Torrens – one parkrun for old men
North Adelaide, Australia |
North Adelaide, Australia

“You finished in 6th place and were the 6th gent out of a field of 181 parkrunners and you came 5th in your age category VM40-44”.
I was once 3rd, and 3rd in my age category – and that out of a field of 13 – but that result still feels, I don’t know, odd. Significant. Amusing. Worse for my ego than being beaten by the group of Adelaide Harriers of my age was the fourth placed finisher. As I aimed for a well paced start, I tagged on to the heels of a youngster, passing him when he suddenly slowed, being passed by him as he rallied, then overtaking again after a kilometre. But he then decided he’d had enough of that, upping his game and racing off into the distance, finishing under 18 minutes. Spurred him on to a pb, but beaten by 4 over 40s and an under 14 year old.

Another great event, though. It was their first birthday, so they had a record field and plenty of presentations before the start. For a change, I was not the first 26.2 member here, as Kevin Furlong has been here before.

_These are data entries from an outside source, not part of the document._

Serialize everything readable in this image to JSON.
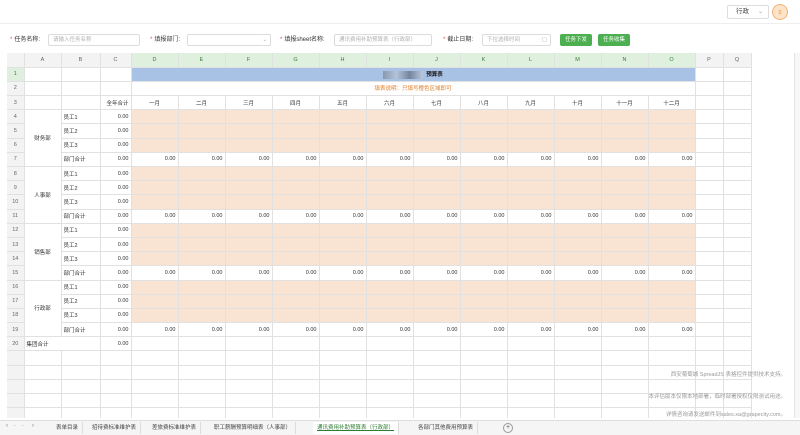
{
  "header": {
    "dept_value": "行政",
    "avatar_glyph": "♀"
  },
  "form": {
    "task_label": "任务名称:",
    "task_placeholder": "请输入任务名称",
    "dept_label": "填报部门:",
    "sheet_label": "填报sheet名称:",
    "sheet_placeholder": "通讯费用补助预算表（行政部）",
    "deadline_label": "截止日期:",
    "deadline_placeholder": "下拉选择时间",
    "btn_assign": "任务下发",
    "btn_collect": "任务收集"
  },
  "sheet": {
    "columns": [
      "A",
      "B",
      "C",
      "D",
      "E",
      "F",
      "G",
      "H",
      "I",
      "J",
      "K",
      "L",
      "M",
      "N",
      "O",
      "P",
      "Q"
    ],
    "title": "预算表",
    "note": "填表说明：只填写橙色区域即可",
    "total_header": "全年合计",
    "months": [
      "一月",
      "二月",
      "三月",
      "四月",
      "五月",
      "六月",
      "七月",
      "八月",
      "九月",
      "十月",
      "十一月",
      "十二月"
    ],
    "employees": [
      "员工1",
      "员工2",
      "员工3"
    ],
    "dept_total_label": "部门合计",
    "departments": [
      "财务部",
      "人事部",
      "销售部",
      "行政部"
    ],
    "group_total_label": "集团合计",
    "zero": "0.00"
  },
  "watermark": {
    "line1": "西安葡萄城 SpreadJS 表格控件提供技术支持。",
    "line2": "本评估版本仅限本地部署，临时部署授权仅限测试用途。",
    "line3": "详情咨询请发送邮件到sales.xa@grapecity.com。"
  },
  "tabs": [
    "表单目录",
    "招待费标准维护表",
    "差旅费标准维护表",
    "职工薪酬预算明细表（人事部）",
    "通讯费用补助预算表（行政部）",
    "各部门其他费用预算表"
  ],
  "active_tab": 4
}
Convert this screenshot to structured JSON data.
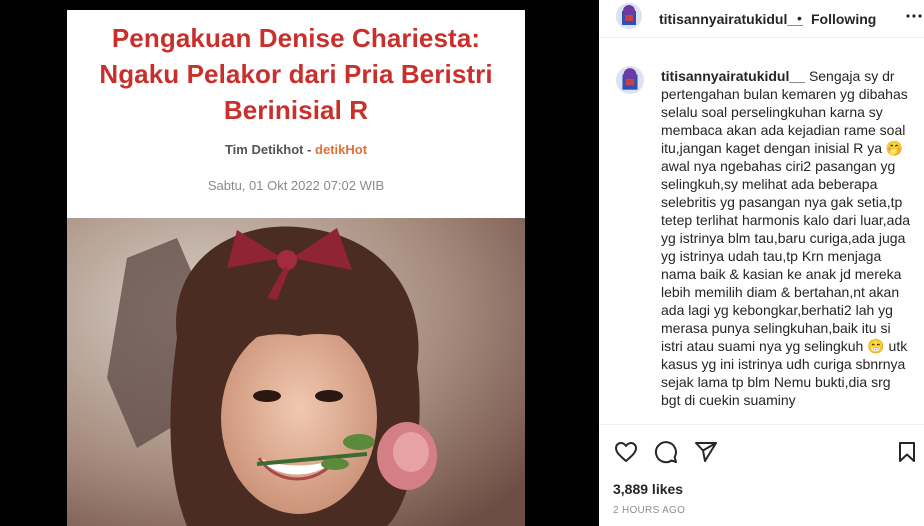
{
  "post": {
    "username": "titisannyairatukidul__",
    "separator": "•",
    "follow_status": "Following",
    "caption_user": "titisannyairatukidul__",
    "caption_text": "Sengaja sy dr pertengahan bulan kemaren yg dibahas selalu soal perselingkuhan karna sy membaca akan ada kejadian rame soal itu,jangan kaget dengan inisial R ya 🤭 awal nya ngebahas ciri2 pasangan yg selingkuh,sy melihat ada beberapa selebritis yg pasangan nya gak setia,tp tetep terlihat harmonis kalo dari luar,ada yg istrinya blm tau,baru curiga,ada juga yg istrinya udah tau,tp Krn menjaga nama baik & kasian ke anak jd mereka lebih memilih diam & bertahan,nt akan ada lagi yg kebongkar,berhati2 lah yg merasa punya selingkuhan,baik itu si istri atau suami nya yg selingkuh 😁 utk kasus yg ini istrinya udh curiga sbnrnya sejak lama tp blm Nemu bukti,dia srg bgt di cuekin suaminy",
    "likes": "3,889 likes",
    "time": "2 HOURS AGO"
  },
  "article": {
    "title_lines": [
      "Pengakuan Denise Chariesta:",
      "Ngaku Pelakor dari Pria Beristri",
      "Berinisial R"
    ],
    "author": "Tim Detikhot",
    "byline_sep": " - ",
    "source": "detikHot",
    "date": "Sabtu, 01 Okt 2022 07:02 WIB"
  },
  "icons": {
    "more": "more-options-icon",
    "like": "heart-icon",
    "comment": "comment-icon",
    "share": "share-icon",
    "save": "bookmark-icon"
  },
  "colors": {
    "headline": "#c9302c",
    "source_link": "#e0703a",
    "text": "#262626",
    "muted": "#8e8e8e"
  }
}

Adelaide has an 8am start, which made a nice change from the East coast; I was still up at 6 to hop on a bus, but that meant I was there for all the festivities. The course is an out and back, starting at the far end of the bridge over the weir, crossing the bridge for the finish. Other than the middle few hundred metres, it covers the path I’d walked on to the entertainment centre the other day, so no surprises. They seed the start, which worked well for the sub 20s on the start line, and prevented the pell-mell start I’ve seen at each run so far.

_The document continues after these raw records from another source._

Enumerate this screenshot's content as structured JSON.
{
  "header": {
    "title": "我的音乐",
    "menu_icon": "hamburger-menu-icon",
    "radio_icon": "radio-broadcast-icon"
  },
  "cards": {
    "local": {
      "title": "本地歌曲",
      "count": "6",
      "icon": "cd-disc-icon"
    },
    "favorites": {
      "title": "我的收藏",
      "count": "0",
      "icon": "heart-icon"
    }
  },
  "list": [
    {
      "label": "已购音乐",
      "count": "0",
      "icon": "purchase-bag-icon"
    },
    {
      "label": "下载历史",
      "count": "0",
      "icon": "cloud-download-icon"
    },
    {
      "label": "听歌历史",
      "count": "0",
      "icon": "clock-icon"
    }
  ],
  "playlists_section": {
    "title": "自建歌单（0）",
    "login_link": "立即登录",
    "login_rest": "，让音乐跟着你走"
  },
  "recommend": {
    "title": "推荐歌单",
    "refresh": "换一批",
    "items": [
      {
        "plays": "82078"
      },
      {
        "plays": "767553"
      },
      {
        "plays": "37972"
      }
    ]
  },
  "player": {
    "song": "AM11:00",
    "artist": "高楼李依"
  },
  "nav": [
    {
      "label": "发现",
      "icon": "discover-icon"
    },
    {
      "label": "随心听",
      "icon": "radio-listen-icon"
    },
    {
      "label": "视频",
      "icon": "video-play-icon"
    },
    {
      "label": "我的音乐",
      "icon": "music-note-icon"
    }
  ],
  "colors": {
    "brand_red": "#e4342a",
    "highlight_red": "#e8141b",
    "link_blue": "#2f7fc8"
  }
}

It might not be so good for those just behind – if you’re not in the first 20 or so, you’ll be standing facing the direction of the start, only to be told ‘run through the flags to start’, meaning 100 or so people have to turn left, run 5 metres, then sharp right.

The course follows a twisting path along the West side of the Torrens river, next to the Adelaide Oval, crossing to the East side for the middle section of the course. It is fairly flat, though not quite as much so as the Brisbane courses I ran-it has a few lumps. My time was another 18:3x, but I think this was probably the toughest course. I hope my fitness is going in the right direction, at least, though I don’t feel like I’m clipping out the (for me) quick miles with control, as I was able to do in Ireland and Korea. The run starts with a couple of downhills, one gentle and one obvious. I was surprised by my first mile split, disappointed by the last (5:43-6:15), but now think those were really down to the course profile. I was passed at 2k by (and eventually finished 20secs behind) a man who’d beaten me at South Bank; one of few on the Ashes parkrun trail. More significantly, he is ‘something at the BBC’ – I heard Aggers referring to Tom Fordyce* on the podcast earlier and put two and two together after a quick double take when looking at the results later. Two goals, for me; get ahead of him at a run to come, and talk about cricket. In that order.

I jogged back, changed and headed back into town. I didn’t take the punishment of watching the cricket today, opting for the museums in town ahead of going to the fourth day’s play tomorrow.
*when I saw his job title, I was a little worried I wouldn’t be able to talk to him without the words “Guardian” and “why bother?” coming out, but fortunately it looks as though he is too senior to be involved in the beeb’s execrable over-by-over copy. It’s probably the second best, ahead of the Mail and Times, but to paraphrase Bill Hicks (he was talking about army size), after the first one, there’s a big, big drop.
Results from Torrens parkrun, event 54, 7/12/13.